Bad Marxism - Capitalism and Cultural Studies

Bad Marxism
Capitalism and Cultural Studies
John Hutnyk

Pluto Press
ISBN :9780745322667
Paperback 264 Pages
Price :£17.99

Cultural Studies commonly claims to be a radical discipline. This book thinks that's a bad assessment. Cultural theorists love to toy with Marx, but critical thinking seems to fall into obvious traps. After an introduction which explains why the 'Marxism' of the academy is unrecognisable and largely unrecognised in anti-capitalist struggles, Bad Marxism provides detailed analyses of Cultural Studies' cherished moves by holding fieldwork, archives, empires, hybrids and exchange up against the practical criticism of anti-capitalism. Engaging with the work of key thinkers: Jacques Derrida, James Clifford, Gayatri Spivak, Georges Bataille, Homi Bhabha, Michael Hardt and Toni Negri, Hutnyk concludes by advocating an open Marxism that is both pro-party and pro-critique, while being neither dogmatic, nor dull.

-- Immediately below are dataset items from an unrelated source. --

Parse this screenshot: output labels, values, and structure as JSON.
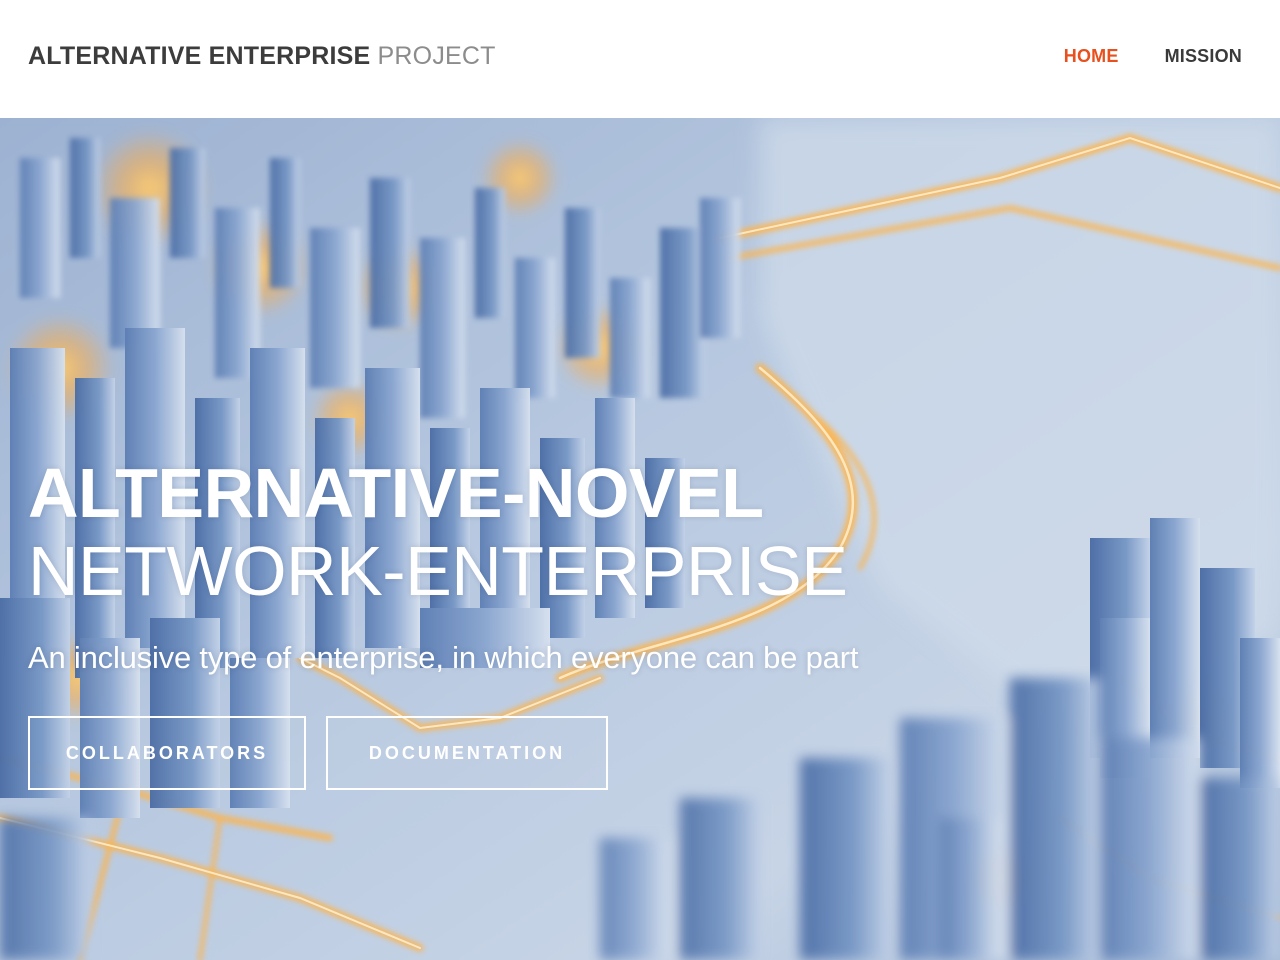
{
  "brand": {
    "strong": "ALTERNATIVE ENTERPRISE",
    "light": "PROJECT"
  },
  "nav": {
    "items": [
      {
        "label": "HOME",
        "active": true
      },
      {
        "label": "MISSION",
        "active": false
      }
    ]
  },
  "hero": {
    "title_bold": "ALTERNATIVE-NOVEL",
    "title_light": "NETWORK-ENTERPRISE",
    "subtitle": "An inclusive type of enterprise, in which everyone can be part",
    "buttons": {
      "collaborators": "COLLABORATORS",
      "documentation": "DOCUMENTATION"
    },
    "background_image": "isometric-city-circuit-illustration"
  },
  "colors": {
    "accent": "#e8501e",
    "nav_text": "#3a3a3a",
    "brand_light": "#8c8c8c",
    "hero_glow": "#ffb347",
    "hero_blue": "#7f9fcb"
  }
}
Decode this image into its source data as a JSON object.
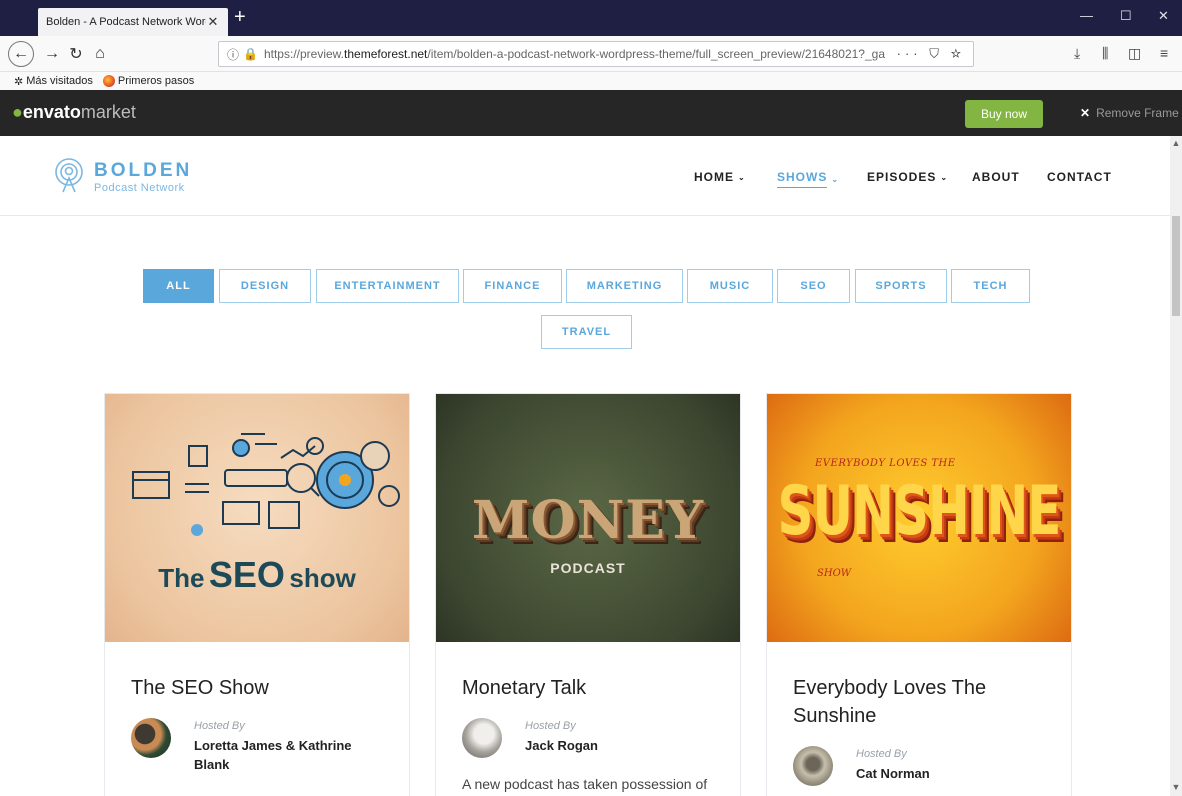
{
  "browser": {
    "tab_title": "Bolden - A Podcast Network WordP",
    "tab_close": "✕",
    "new_tab": "+",
    "url_prefix": "https://preview.",
    "url_domain": "themeforest.net",
    "url_rest": "/item/bolden-a-podcast-network-wordpress-theme/full_screen_preview/21648021?_ga",
    "url_icons": "··· ⛉ ☆",
    "bookmarks": [
      {
        "label": "Más visitados"
      },
      {
        "label": "Primeros pasos"
      }
    ]
  },
  "envato": {
    "logo_main": "envato",
    "logo_market": "market",
    "buy_now": "Buy now",
    "remove_frame": "Remove Frame",
    "remove_x": "✕"
  },
  "site": {
    "brand_name": "BOLDEN",
    "brand_sub": "Podcast Network",
    "nav": [
      {
        "label": "HOME",
        "chevron": "⌄"
      },
      {
        "label": "SHOWS",
        "chevron": "⌄"
      },
      {
        "label": "EPISODES",
        "chevron": "⌄"
      },
      {
        "label": "ABOUT"
      },
      {
        "label": "CONTACT"
      }
    ]
  },
  "filters": [
    "ALL",
    "DESIGN",
    "ENTERTAINMENT",
    "FINANCE",
    "MARKETING",
    "MUSIC",
    "SEO",
    "SPORTS",
    "TECH",
    "TRAVEL"
  ],
  "cards": [
    {
      "cover_text_1": "The",
      "cover_text_2": "SEO",
      "cover_text_3": "show",
      "title": "The SEO Show",
      "hosted_by": "Hosted By",
      "host": "Loretta James & Kathrine Blank"
    },
    {
      "cover_text_1": "MONEY",
      "cover_text_2": "PODCAST",
      "title": "Monetary Talk",
      "hosted_by": "Hosted By",
      "host": "Jack Rogan",
      "excerpt": "A new podcast has taken possession of"
    },
    {
      "cover_text_1": "EVERYBODY LOVES THE",
      "cover_text_2": "SUNSHINE",
      "cover_text_3": "SHOW",
      "title": "Everybody Loves The Sunshine",
      "hosted_by": "Hosted By",
      "host": "Cat Norman"
    }
  ]
}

Marxists on Literature: An Anthology

Marxists on Literature: An Anthology
David Craig (Editor)


Penguin Books
ISBN :9780140218091
Paperback 528 Pages


Marxists on Literature includes pieces by Thomson (2), Plekhanov (2), Caudwell, Matthews, Craig (2), Kiernan, Marx, Engels (3), Kettle, Mitchell, Lukac (2), Lenin, Trotsky, Lu Hsun, Brecht, Serge, Adereth and Fischer. At first glance, a liberal principle of selection seems to be at work, and the Introduction makes great play with the idea that there is no unified Marxist view of literature. But this selection is offered as representative of the ‘rich and various’ Marxist interpretations of literature, and it is not representative. George Thomson gets three times as much space as Trotsky. There is no Benjamin, no Goldman, no Williams, no Sartre, no Eagleton, no Anderson – in fact, no work from Marxist contributors to New Left Review or to Working Papers in Cultural Studies. No piece (apart from the Introduction) is newer than ten years old. Can it be that these writers represent Marxist critical traditions ‘rather different from the ones represented in this book’ (to quote Craig’s weak excuse for omitting the seminal work of Raymond Williams) or have nothing significant to say? Or are there other reasons for leaving out the work of writers whose life’s work has been spent negotiating with the kind of Marxism represented by Craig? In any event, the pretended Marxist pluralism must be seen as liberalised Stalinism, or Stalinised liberalism.